What I learned about smallmouth while growing up is that they are nomadic creatures that roam around a lot. In that sense they remind me of spotted bass. Both species are baitfish oriented and follow their food source. They can be here one day and gone the next.
I learned how to fish specifically for northern smallmouth bass at Oneida Lake and Lake Champlain while competing in the Bassmaster Northern Opens. The tube and drop shot are my main smallmouth getters. Jerkbaits also play for me.
I had an awesome day drop shotting 25 to 35 feet deep on the first day of this year’s St. Lawrence Elite tournament. I sacked almost 22 pounds, which is the best I’ve ever done with smallmouth. I sure loved them that day.
I was fishing a section of the river where there was a group of islands. It wasn’t overrun with other anglers, and I thought I had the bass figured out. I went back there the second day full of confidence. I should have known better.
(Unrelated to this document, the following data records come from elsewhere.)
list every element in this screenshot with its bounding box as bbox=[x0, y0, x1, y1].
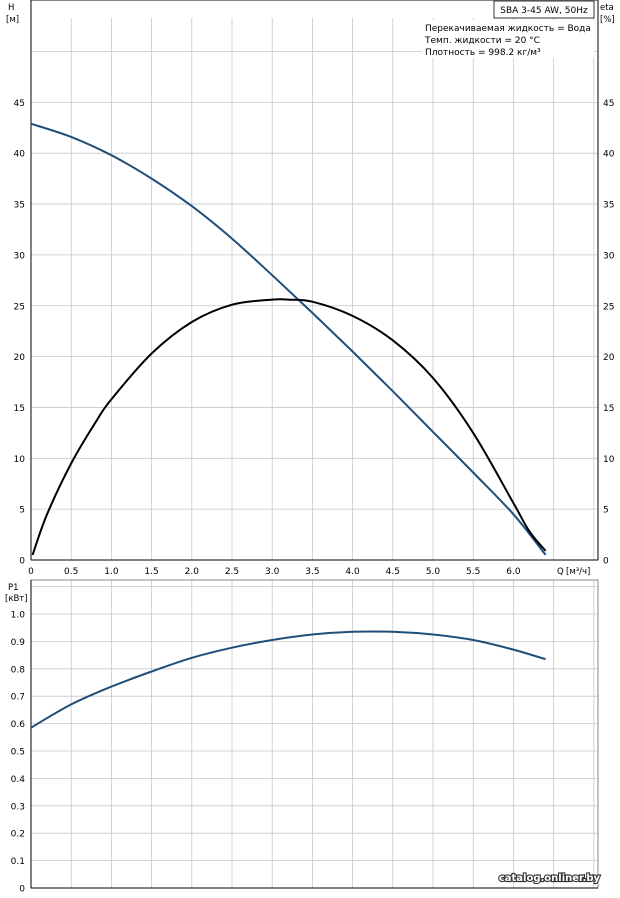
x-tick-label: 3.0 bbox=[265, 567, 280, 577]
y-left-tick-label: 45 bbox=[14, 99, 25, 109]
top-plot-frame bbox=[30, 0, 599, 561]
head-curve bbox=[30, 122, 547, 556]
title-box bbox=[493, 0, 595, 19]
y-right-name: eta bbox=[600, 3, 614, 13]
p1-tick-label: 1.0 bbox=[11, 611, 26, 621]
y-left-tick-label: 40 bbox=[14, 150, 26, 160]
x-tick-label: 5.5 bbox=[466, 567, 480, 577]
x-tick-label: 2.5 bbox=[225, 567, 239, 577]
p1-tick-label: 0.6 bbox=[11, 720, 26, 730]
p1-tick-label: 0.1 bbox=[11, 857, 25, 867]
y-left-tick-label: 30 bbox=[14, 251, 26, 261]
info-liquid: Перекачиваемая жидкость = Вода bbox=[425, 24, 591, 34]
x-tick-label: 4.0 bbox=[345, 567, 360, 577]
p1-tick-label: 0.3 bbox=[11, 802, 25, 812]
p1-tick-label: 0.4 bbox=[11, 775, 26, 785]
bottom-grid bbox=[30, 580, 598, 888]
x-tick-label: 1.0 bbox=[104, 567, 119, 577]
y-left-tick-label: 20 bbox=[14, 353, 26, 363]
x-tick-label: 4.5 bbox=[386, 567, 400, 577]
y-right-tick-label: 35 bbox=[603, 201, 614, 211]
efficiency-curve bbox=[31, 298, 547, 556]
bottom-axes bbox=[30, 579, 599, 889]
y-right-tick-label: 40 bbox=[603, 150, 615, 160]
y-left-name: H bbox=[8, 3, 14, 13]
x-tick-label: 5.0 bbox=[426, 567, 441, 577]
top-grid bbox=[30, 18, 598, 560]
info-background bbox=[422, 20, 594, 58]
bottom-plot-frame bbox=[30, 579, 599, 889]
p1-tick-label: 0.2 bbox=[11, 830, 25, 840]
x-tick-label: 0.5 bbox=[64, 567, 78, 577]
x-tick-label: 3.5 bbox=[305, 567, 319, 577]
x-tick-label: 2.0 bbox=[185, 567, 200, 577]
y-right-tick-label: 5 bbox=[603, 506, 609, 516]
p1-axis-unit: [кВт] bbox=[5, 594, 28, 604]
y-right-tick-label: 20 bbox=[603, 353, 615, 363]
info-density: Плотность = 998.2 кг/м³ bbox=[425, 48, 541, 58]
p1-tick-label: 0.5 bbox=[11, 748, 25, 758]
y-left-tick-label: 25 bbox=[14, 302, 25, 312]
p1-tick-label: 0.7 bbox=[11, 693, 25, 703]
y-left-tick-label: 35 bbox=[14, 201, 25, 211]
x-axis-name: Q bbox=[557, 567, 564, 577]
y-right-tick-label: 45 bbox=[603, 99, 614, 109]
info-temperature: Темп. жидкости = 20 °C bbox=[424, 36, 540, 46]
y-right-tick-label: 15 bbox=[603, 404, 614, 414]
y-right-unit: [%] bbox=[600, 15, 615, 25]
x-tick-label: 0 bbox=[28, 567, 34, 577]
y-right-tick-label: 30 bbox=[603, 251, 615, 261]
watermark: catalog.onliner.by bbox=[499, 873, 601, 884]
y-left-tick-label: 10 bbox=[14, 455, 26, 465]
top-curves bbox=[30, 122, 547, 556]
p1-tick-label: 0 bbox=[19, 885, 25, 895]
x-tick-label: 6.0 bbox=[506, 567, 521, 577]
y-left-tick-label: 15 bbox=[14, 404, 25, 414]
bottom-curves bbox=[30, 630, 546, 729]
top-axes bbox=[30, 0, 599, 561]
power-curve bbox=[30, 630, 546, 729]
y-left-tick-label: 0 bbox=[19, 557, 25, 567]
y-right-tick-label: 0 bbox=[603, 557, 609, 567]
p1-tick-label: 0.8 bbox=[11, 665, 26, 675]
chart-title: SBA 3-45 AW, 50Hz bbox=[500, 6, 588, 16]
x-axis-unit: [м³/ч] bbox=[566, 567, 590, 577]
bottom-tick-labels: 0 0.1 0.2 0.3 0.4 0.5 0.6 0.7 0.8 0.9 1.0 bbox=[11, 611, 26, 895]
p1-tick-label: 0.9 bbox=[11, 638, 26, 648]
y-right-tick-label: 10 bbox=[603, 455, 615, 465]
y-left-unit: [м] bbox=[6, 15, 19, 25]
x-tick-label: 1.5 bbox=[144, 567, 158, 577]
p1-axis-name: P1 bbox=[8, 583, 19, 593]
y-left-tick-label: 5 bbox=[19, 506, 25, 516]
y-right-tick-label: 25 bbox=[603, 302, 614, 312]
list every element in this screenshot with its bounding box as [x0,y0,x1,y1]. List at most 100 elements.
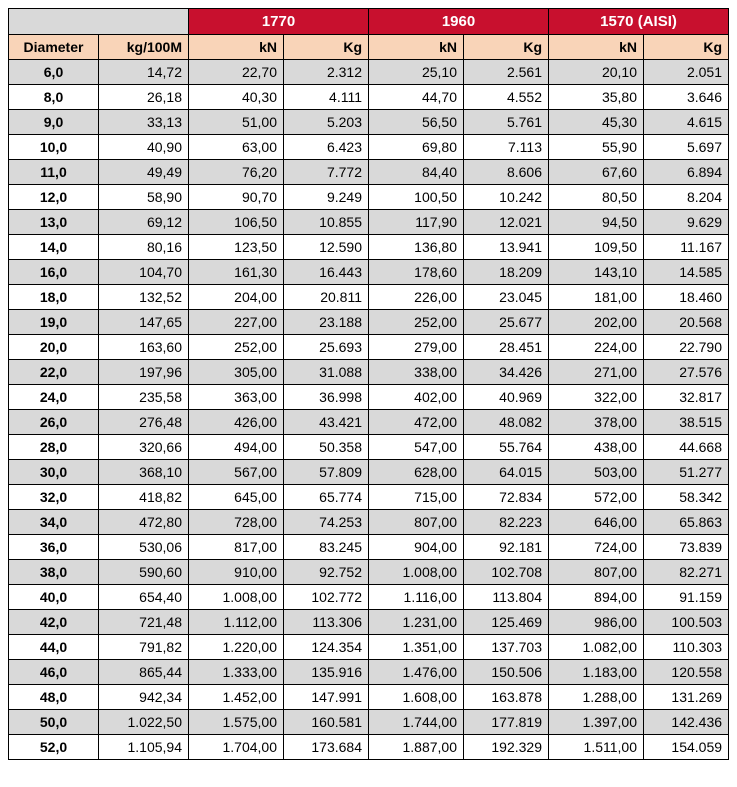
cell-kn-1570: 67,60 [549,160,644,185]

At 2 p.m. I only had a pair of 2-pound smallmouth in my livewell. I went into a mad scrambling mode and managed to sack 16 pounds before my time was up. I wasn’t so fond of smallmouth bass that day.
Thanks to my good catch the first day, I made the cut for Day 3. I went back to the same area not sure of what to expect. Had the bass moved out the second day, or were they just not feeding? I had an easier time getting bit, but only caught about 17 pounds. I have no idea what happened to the big ones.
However, I did finish 30-something, so it turned out to be a decent event for me. By the way, the St. Lawrence is a spectacular place to fish. The water is so clear there you can see the bottom 25 feet deep in some places.
I couldn’t figure out the big largemouth the following week at Cayuga, but I was catching some really nice smallmouth in practice by fishing a drop shot 25 to 30 feet deep. On the first day of the tournament I had almost 20 pounds of smallies in my livewell by 10 a.m. I had a blast battling them on a light ALX spinning rod and 8-pound P-Line fluorocarbon. I was back in love with the brown ones again.
I left the smallmouth to fish for largemouth after that. I caught some green ones, but nothing big enough to cull. I was feeling good on the second day as I boated back to my smallmouth hole. Again, I should have known better.
At 10 a.m. I only had two smallmouth in my livewell. They were good ones, a 3-pounder and a 4-pounder, but the rest of them had, apparently, vanished. My affection for the brown ones vanished with them. I switched gears and tried fishing for largemouth, but it just wasn’t meant to be.